A DESCONSTRUÇÃO DE UMA IDEIA DE JERICO
Ciro
Gomes afirmou na Globo News que iria tirar os 63 milhões de brasileiros do SPC.
De certo por julgarem que se tratava apenas de retórica tresloucada de
campanha, os jornalistas não exploraram o assunto. No debate da Rede
Bandeirantes, o coronel de Sobral voltou a insistir no tema, já espalhado como
proposta séria em suas redes sociais. O pior é que vi gente elogiando a medida,
demagogia em estado puro, e a maior ideia de jerico proferida por um candidato
até o momento, nem o cabo Daciolo chegou perto de tal proeza. Vamos aos
esclarecimentos sobre as várias armadilhas que essa aparente boa intenção
esconde.
Primeiramente,
é importante dizer que o contingente de pessoas que estão com o nome incluído
nos birôs tem dívidas em aberto há algum tempo. Muito embora o credor possa
incluir o devedor no cadastro negativo a partir do momento da inadimplência, a
grande maioria não o faz imediatamente, mas a partir dos 30 dias após o
vencimento. Assim, um benefício que contemplasse os ‘negativados’ excluiria os
adimplentes e aqueles com pouco atraso. A medida tem potencial de gerar um
estímulo aos tomadores de crédito não pagarem suas contas, o que é algo muito
sério, que no limite pode quebrar o sistema financeiro. Apenas esse argumento
já seria o suficiente para classificar a ideia ‘cireana’ como uma grande
bobagem, mas esse nem é o pior efeito colateral.
Boa
parte desses inadimplentes são devedores do mercado financeiro, mas há um
contingente razoável que transita pelas pequenas empresas, que nem sempre
incluem seus devedores no birô e adotam um processo de cobrança rudimentar. Uma
ação do governo que subsidiasse inadimplentes beneficiaria portanto os grandes
credores: bancos. Se os 63 milhões de devedores possuírem uma dívida média de
R$ 3 mil, informação que não está disponível, mas parece ser razoável, teríamos
um montante de R$ 200 bilhões impactado pela ideia de jerico, 142% do déficit
público previsto em orçamento para esse ano.
Como
o governo não tem dinheiro, a saída provavelmente seria estimular o refinanciamento
das dívidas via BNDES ou bancos públicos, com taxas de juros camaradas. Ou
seja, o contribuinte estaria financiando a maior capitalização de bancos da
história da humanidade.
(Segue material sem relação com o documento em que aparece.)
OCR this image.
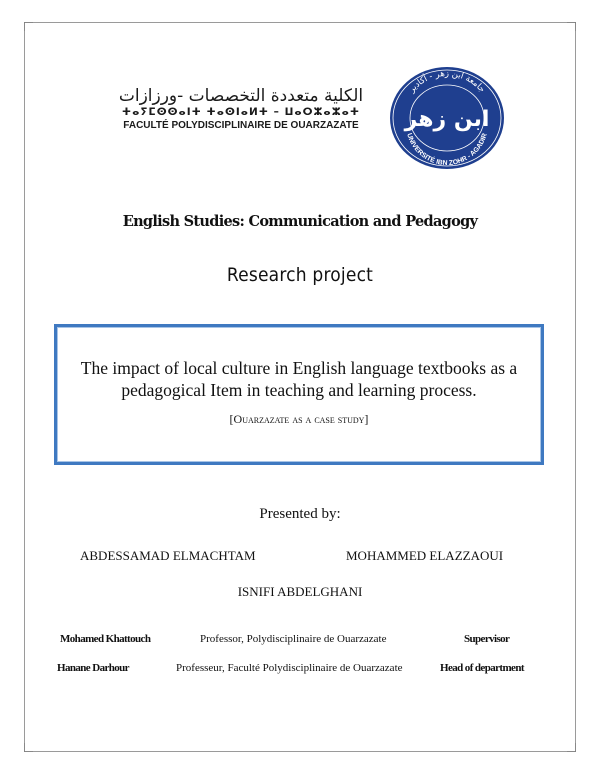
الكلية متعددة التخصصات -ورزازات
ⵜⴰⵢⵎⵙⵙⴰⵏⵜ ⵜⴰⵙⵏⴰⵍⵜ – ⵡⴰⵔⵣⴰⵣⴰⵜ
FACULTÉ POLYDISCIPLINAIRE DE OUARZAZATE
جامعة ابن زهر - أكادير
UNIVERSITÉ IBN ZOHR - AGADIR
ابن زهر
English Studies: Communication and Pedagogy
Research project
The impact of local culture in English language textbooks as a
pedagogical Item in teaching and learning process.
[Ouarzazate as a case study]
Presented by:
ABDESSAMAD ELMACHTAM	MOHAMMED ELAZZAOUI
ISNIFI ABDELGHANI
Mohamed Khattouch	Professor, Polydisciplinaire de Ouarzazate	Supervisor
Hanane Darhour	Professeur, Faculté Polydisciplinaire de Ouarzazate	Head of department
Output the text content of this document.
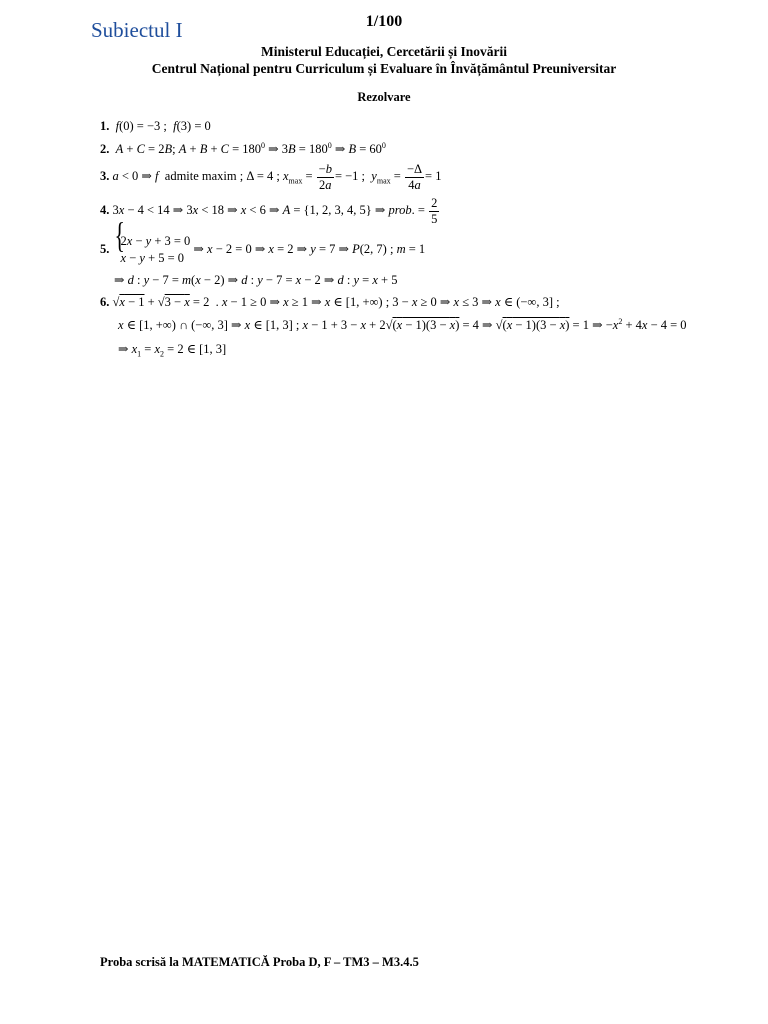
Subiectul I	1/100
Ministerul Educației, Cercetării și Inovării
Centrul Național pentru Curriculum și Evaluare în Învățământul Preuniversitar
Rezolvare
1. f(0) = −3 ;  f(3) = 0
2. A + C = 2B; $A + B + C = 180^0$ ⇒ $3B = 180^0$ ⇒ $B = 60^0$
3. a < 0 ⇒ f admite maxim ; Δ = 4 ; $x_{max} = \frac{-b}{2a} = -1$ ;  $y_{max} = \frac{-\Delta}{4a} = 1$
4. 3x − 4 < 14 ⇒ 3x < 18 ⇒ x < 6 ⇒ A = {1, 2, 3, 4, 5} ⇒ prob. = $\frac{2}{5}$
5. { 2x − y + 3 = 0
x − y + 5 = 0 ⇒ x − 2 = 0 ⇒ x = 2 ⇒ y = 7 ⇒ P(2, 7) ; m = 1
⇒ d : y − 7 = m(x − 2) ⇒ d : y − 7 = x − 2 ⇒ d : y = x + 5
6. √x − 1 + √3 − x = 2  . x − 1 ≥ 0 ⇒ x ≥ 1 ⇒ x ∈ [1, +∞) ; 3 − x ≥ 0 ⇒ x ≤ 3 ⇒ x ∈ (−∞, 3] ;
x ∈ [1, +∞) ∩ (−∞, 3] ⇒ x ∈ [1, 3] ; x − 1 + 3 − x + 2√(x − 1)(3 − x) = 4 ⇒ √(x − 1)(3 − x) = 1 ⇒ $-x^2 + 4x - 4 = 0$
⇒ $x_1 = x_2 = 2$ ∈ [1, 3]
Proba scrisă la MATEMATICĂ Proba D, F – TM3 – M3.4.5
Boa parte dessa dívida já foi provisionada na sua
totalidade em seus balanços, outra parcialmente, mas o fato é que a solução das
dívidas injetaria dezenas de bilhões de reais no caixa das maiores instituições
financeiras do país, constituindo-se em uma gigantesca transferência de renda
de pobres para ricos. E o pior, as novas dívidas estariam provavelmente nas
mãos dos bancos públicos, que assumiriam o ônus do crédito ruim de toda a
indústria.
Mas
e os 63 milhões de supostos beneficiários? Bem, aqui vale uma explicação ao
candidato de como funciona a indústria de crédito. À medida que avança o atraso
de uma dívida, as condições de renegociação ficam mais flexíveis ao devedor, o
mercado já pratica descontos vultosos e prazos extensos para obter o
compromisso de pagamento. Se não consegue, provavelmente não é por falta de
opção, e sim por ausência de emprego e renda na outra ponta. Some-se a isso o
fato de que os índices de inadimplência de quem fecha acordos em dívidas muito
atrasadas são bem mais altos que a média, pois a reincidência é bastante comum.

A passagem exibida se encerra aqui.